Databricks has announced plans to acquire Panther, an AI security operations centre (SOC) platform, in a move intended to further develop its approach to security software.

The financial terms of the planned acquisition were not disclosed. The closing of the deal is subject to standard closing conditions, including regulatory clearance where necessary.

The planned acquisition forms part of Databricks’ strategy to expand its security lakehouse concept, which it positions as an alternative to legacy Security Information and Event Management (SIEM) systems.

Traditional SIEMs, according to Databricks, limit organisations with high costs, restricted data coverage, and manual, labour-intensive processes. These factors can leave many teams unable to analyse all relevant security data or keep pace with AI-powered attacks.

Panther’s platform is built to help security teams detect threats, investigate alerts, and respond to AI-driven attacks through automation and enhanced data coverage.

The platform offers over 100 pre-built, deeply parsed integrations spanning cloud infrastructure, identity providers, endpoints, networks, and SaaS applications. This approach supports immediate, out-of-the-box ingestion and analysis of large volumes of security data without requiring the complex mapping processes often found in older SIEMs.

Panther is reported to be used by security teams in demanding environments, such as those operated by Anthropic.

Databricks highlights that adversaries are increasingly using AI agents to find vulnerabilities across a wide array of systems. In comparison, many current security programmes rely on manual workflows for data ingestion, detection rule writing, and alert investigation, which limits their scalability in the face of sophisticated, automated threats.

Panther’s agentic SOC workflows are designed to automate these processes, enabling teams to handle every alert and disrupt attacks at the speed and scale required by AI-native threats.

Databricks co‑founder and CEO Ali Ghodsi said: “Legacy SIEM was never designed for AI.

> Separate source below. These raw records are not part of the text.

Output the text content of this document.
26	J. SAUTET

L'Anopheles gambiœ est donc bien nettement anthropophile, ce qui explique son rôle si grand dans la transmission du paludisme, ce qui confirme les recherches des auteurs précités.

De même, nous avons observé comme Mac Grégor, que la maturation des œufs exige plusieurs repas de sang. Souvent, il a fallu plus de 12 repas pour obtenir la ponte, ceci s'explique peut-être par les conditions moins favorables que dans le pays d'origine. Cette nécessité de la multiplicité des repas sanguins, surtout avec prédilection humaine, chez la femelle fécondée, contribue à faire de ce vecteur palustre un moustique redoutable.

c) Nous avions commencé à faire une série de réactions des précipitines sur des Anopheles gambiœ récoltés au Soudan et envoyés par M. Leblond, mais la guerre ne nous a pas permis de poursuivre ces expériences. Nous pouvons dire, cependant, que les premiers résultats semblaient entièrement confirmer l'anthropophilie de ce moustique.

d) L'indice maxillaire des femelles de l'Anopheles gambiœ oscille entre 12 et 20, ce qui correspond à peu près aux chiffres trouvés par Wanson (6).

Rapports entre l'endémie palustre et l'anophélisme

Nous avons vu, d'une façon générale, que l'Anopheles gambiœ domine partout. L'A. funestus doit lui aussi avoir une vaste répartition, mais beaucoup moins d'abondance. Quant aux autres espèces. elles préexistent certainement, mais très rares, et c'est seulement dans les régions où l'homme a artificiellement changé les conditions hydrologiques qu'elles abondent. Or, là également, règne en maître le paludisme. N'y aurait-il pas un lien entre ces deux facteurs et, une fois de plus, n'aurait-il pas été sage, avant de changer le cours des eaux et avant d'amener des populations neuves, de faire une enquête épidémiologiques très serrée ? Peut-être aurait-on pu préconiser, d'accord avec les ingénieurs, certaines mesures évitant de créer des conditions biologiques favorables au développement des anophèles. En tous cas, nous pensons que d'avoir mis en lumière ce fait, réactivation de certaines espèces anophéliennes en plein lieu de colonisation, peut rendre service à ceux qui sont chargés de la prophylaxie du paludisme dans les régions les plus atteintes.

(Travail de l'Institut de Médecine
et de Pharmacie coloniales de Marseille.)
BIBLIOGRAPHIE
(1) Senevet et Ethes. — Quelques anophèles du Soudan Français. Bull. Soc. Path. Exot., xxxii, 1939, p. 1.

“Databricks, which has the trust of 70% of the Fortune 500 in data and AI, is doubling down on Lakewatch and our security lakehouse vision. With Panther, we enhance and expand our ability to analsze all data and automate SOC workflows.”

The engineering team at Panther includes former SOC analysts and brings experience in open source and cloud-native security. Panther originated from the open-source StreamAlert project, initially developed at Airbnb, and its platform now provides detection-as-code and large-scale security data analytics capabilities.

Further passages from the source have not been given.